Otherwise, pay nothing.
Op here,
The oldest lived with us for two years straight ten years ago and the youngest maybe six months top. It was definitely weird having two adults living with us but not working or going to school. Both of them moved back with their mom and dh and I are definitely done raising our kids. Dh and I pay for Health insurance, car payments and hand money. Step kids are currently not working and their mom is on disability. We payed child support until they were 18 and 19 years old. Also paid for college but they didn’t finish as plan.
Anonymous wrote:Anonymous wrote:Anonymous wrote:Why do your kids need to understand it?
Because OP is a fantastic mom, who invented an issue to post on dcum, cause she is an insecure narcissist that hasd to invent issues! Tearing people down is her profession.
Pp, please get help for your anger issues. People with mental health are not special at all. They just need to get the correct help early on and stop blaming other people for their failures in life. OP, was basically explaining her family situation but of course since she is a stepmother, she cannot be trusted with her step children medical issues.
Anonymous wrote:Anonymous wrote:Having an asshole for a step mom can do a number on you.
OP here,
Definitely not a bad stepmom. I welcome them in our house, respectful, and taught my kids to play nice all the time. My kids and I don’t fully understand their mental health because dh doesn’t share period. Not all stepmoms are evil.
Anonymous wrote:Anonymous wrote:Why do your kids need to understand it?
Because OP is a fantastic mom, who invented an issue to post on dcum, cause she is an insecure narcissist that hasd to invent issues! Tearing people down is her profession.
Anonymous wrote:Anonymous wrote:Anonymous wrote:Anonymous wrote:Stay in you lane. They had to deal with their father and mother divorcing, your kids didn't. You husband needs to figure out things with their mother. You need to work on empathy. The mother has/had mental health issues and those kids may too. It may not be your perfect parenting that launched your kids. You may just have easier kids.
This. Plus I have a kid with mental health issues that is slow to launch. My other kids get that. How is it that your kids don’t understand this?
32 and 28 is too old to label 'slow to launch'
Op here,
Dh doesn’t talk about his kids mental health ever. It’s like he’s in denial and will not share with younger siblings. He seems ashamed of them and his ex wife.
My kids want to understand and they are empathetic to the situation, but we have no clues what is going with step kids.
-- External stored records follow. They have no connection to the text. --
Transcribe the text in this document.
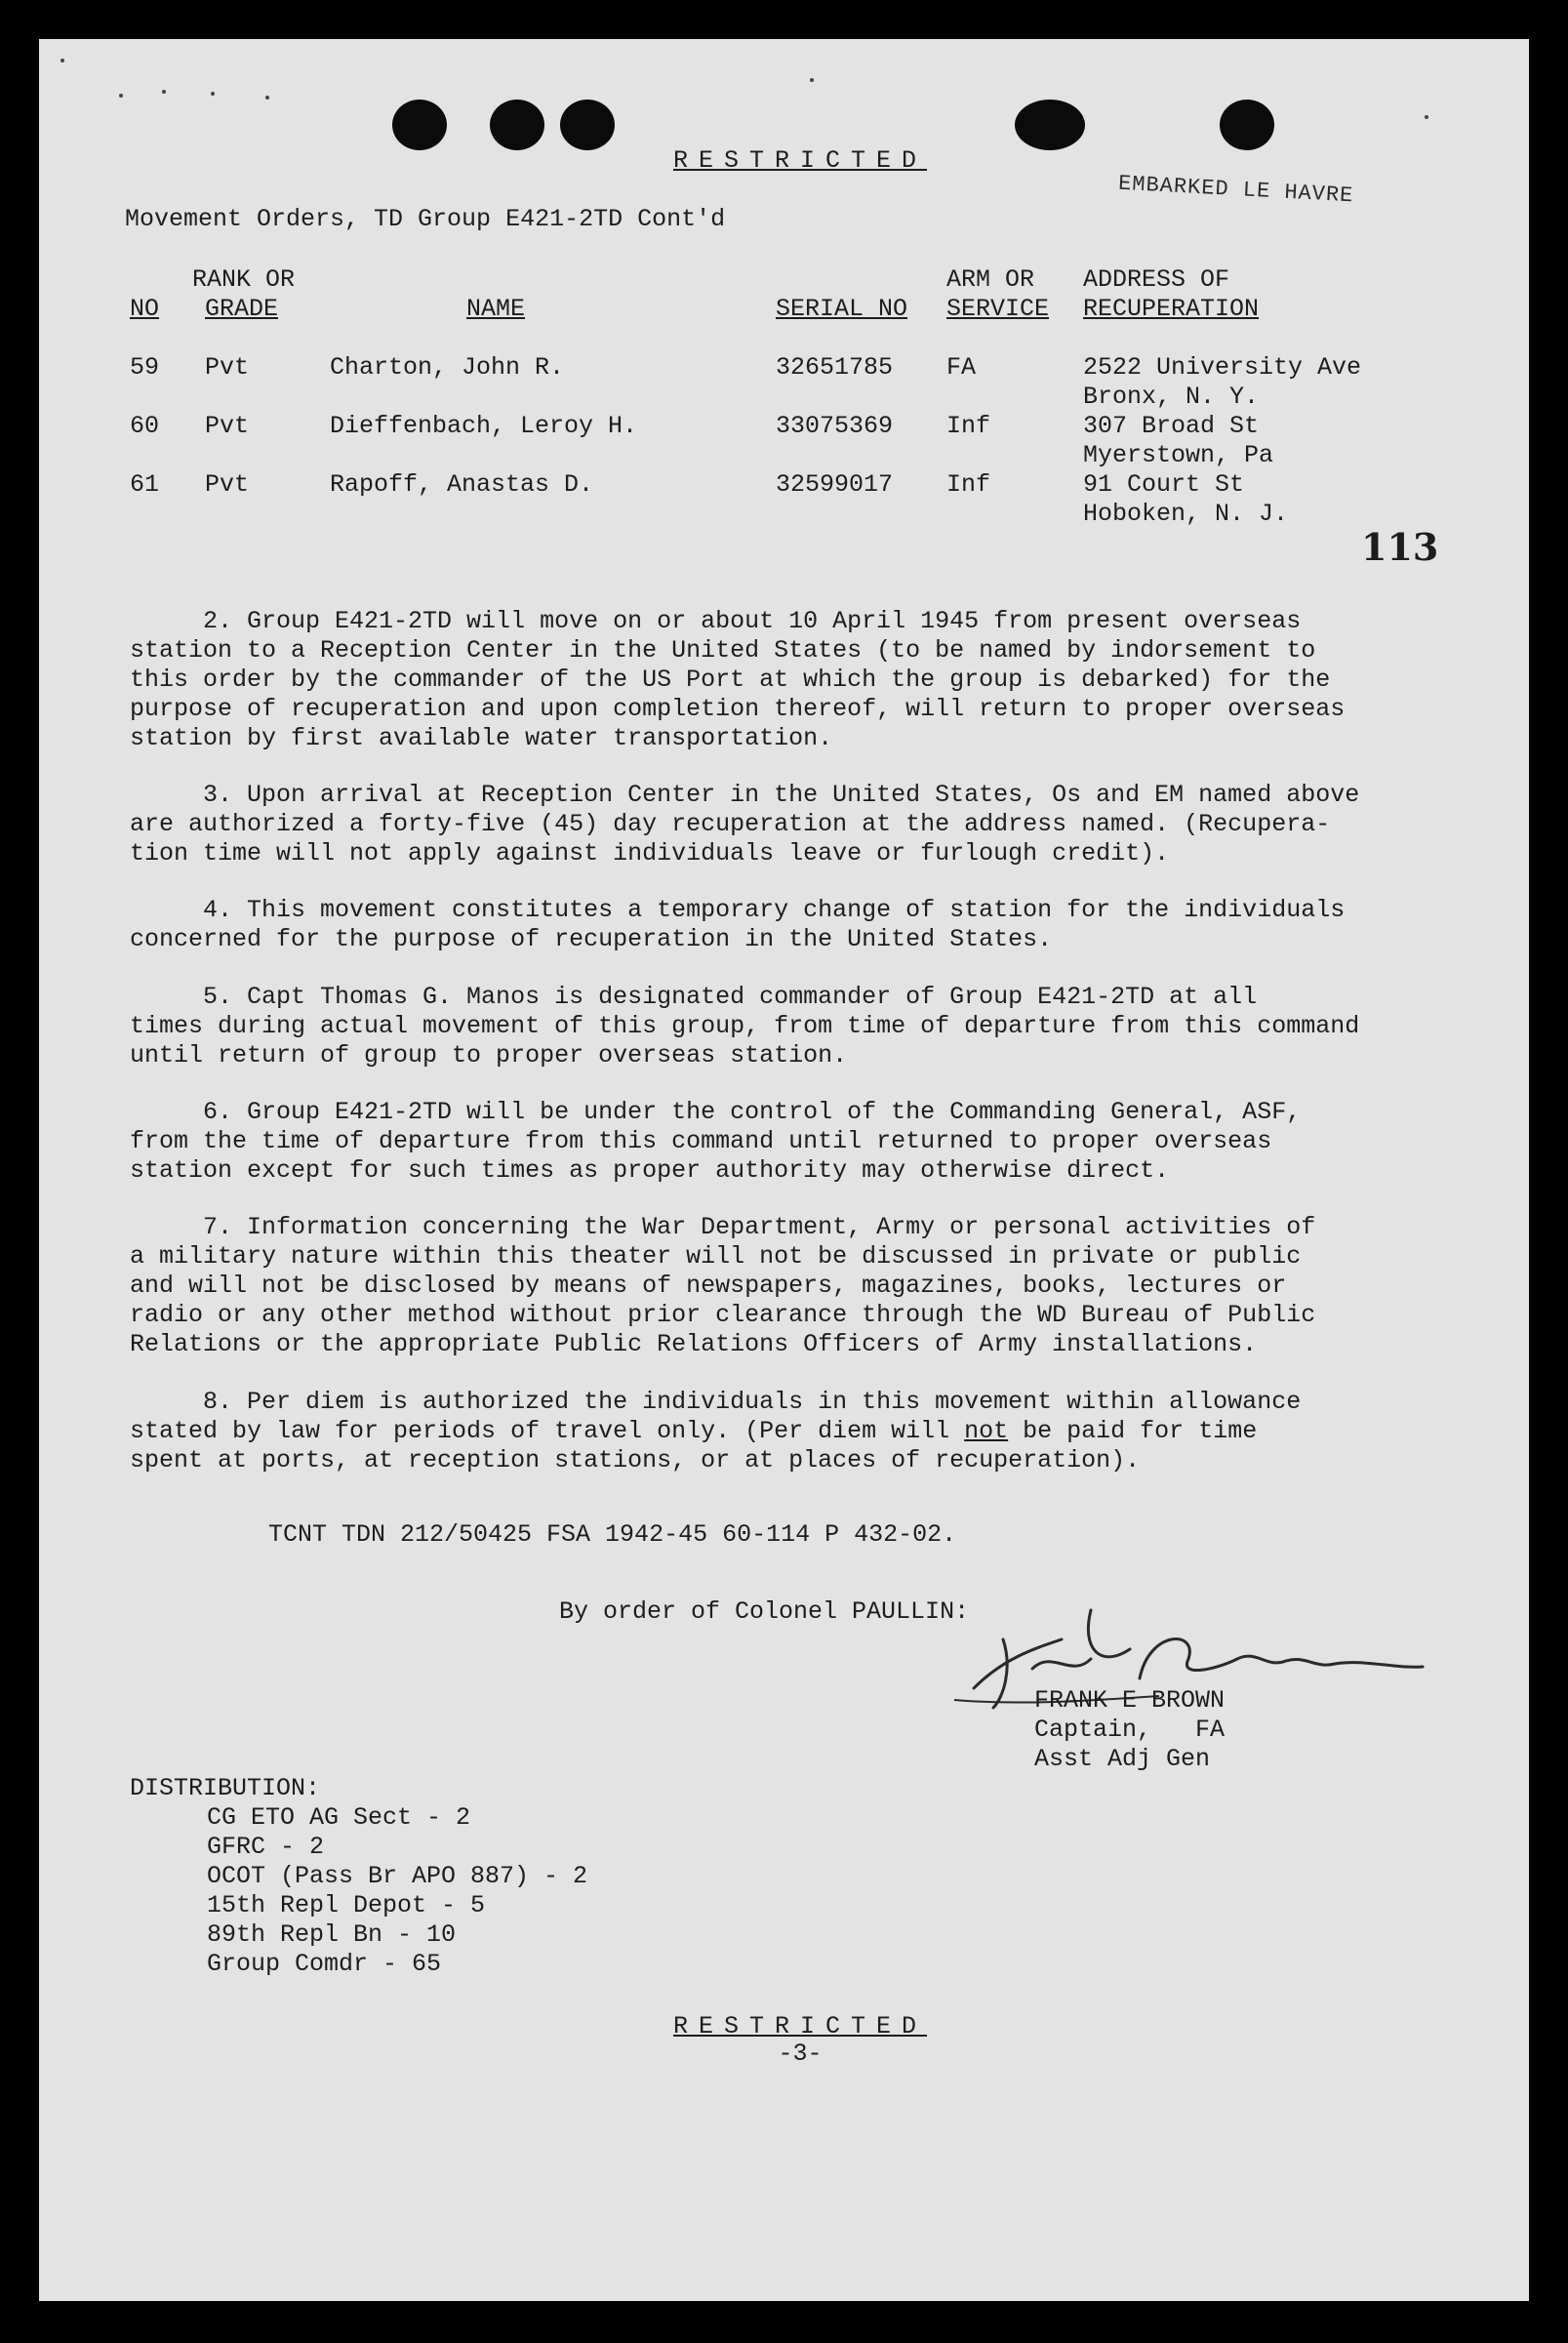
RESTRICTED
EMBARKED LE HAVRE
Movement Orders, TD Group E421-2TD Cont'd
RANK OR	ARM OR ADDRESS OF
NO GRADE	NAME	SERIAL NO SERVICE RECUPERATION
59 Pvt	Charton, John R.	32651785 FA	2522 University Ave
Bronx, N. Y.
60 Pvt	Dieffenbach, Leroy H.	33075369 Inf	307 Broad St
Myerstown, Pa
61 Pvt	Rapoff, Anastas D.	32599017 Inf	91 Court St
Hoboken, N. J.
113
2. Group E421-2TD will move on or about 10 April 1945 from present overseas
station to a Reception Center in the United States (to be named by indorsement to
this order by the commander of the US Port at which the group is debarked) for the
purpose of recuperation and upon completion thereof, will return to proper overseas
station by first available water transportation.
3. Upon arrival at Reception Center in the United States, Os and EM named above
are authorized a forty-five (45) day recuperation at the address named. (Recupera-
tion time will not apply against individuals leave or furlough credit).
4. This movement constitutes a temporary change of station for the individuals
concerned for the purpose of recuperation in the United States.
5. Capt Thomas G. Manos is designated commander of Group E421-2TD at all
times during actual movement of this group, from time of departure from this command
until return of group to proper overseas station.
6. Group E421-2TD will be under the control of the Commanding General, ASF,
from the time of departure from this command until returned to proper overseas
station except for such times as proper authority may otherwise direct.
7. Information concerning the War Department, Army or personal activities of
a military nature within this theater will not be discussed in private or public
and will not be disclosed by means of newspapers, magazines, books, lectures or
radio or any other method without prior clearance through the WD Bureau of Public
Relations or the appropriate Public Relations Officers of Army installations.
8. Per diem is authorized the individuals in this movement within allowance
stated by law for periods of travel only. (Per diem will not be paid for time
spent at ports, at reception stations, or at places of recuperation).
TCNT TDN 212/50425 FSA 1942-45 60-114 P 432-02.
By order of Colonel PAULLIN:
FRANK E BROWN
Captain,   FA
Asst Adj Gen
DISTRIBUTION:
CG ETO AG Sect - 2
GFRC - 2
OCOT (Pass Br APO 887) - 2
15th Repl Depot - 5
89th Repl Bn - 10
Group Comdr - 65
RESTRICTED
-3-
Anonymous wrote:Having an asshole for a step mom can do a number on you.
Anonymous wrote:Why do your kids need to understand it?
OP here,
Definitely not a bad stepmom. I welcome them in our house, respectful, and taught my kids to play nice all the time. My kids and I don’t fully understand their mental health because dh doesn’t share period. Not all stepmoms are evil.
You're passive aggressively seeking for people on here to tear down your DH, step kids, and your DH's ex-wife. If these mental health issues (as you call them) were so serious, maybe he shouldn't have remarried and made another family and focused on the first set of kids that clearly needed him?
So, again. This is none of your (or your kids') business.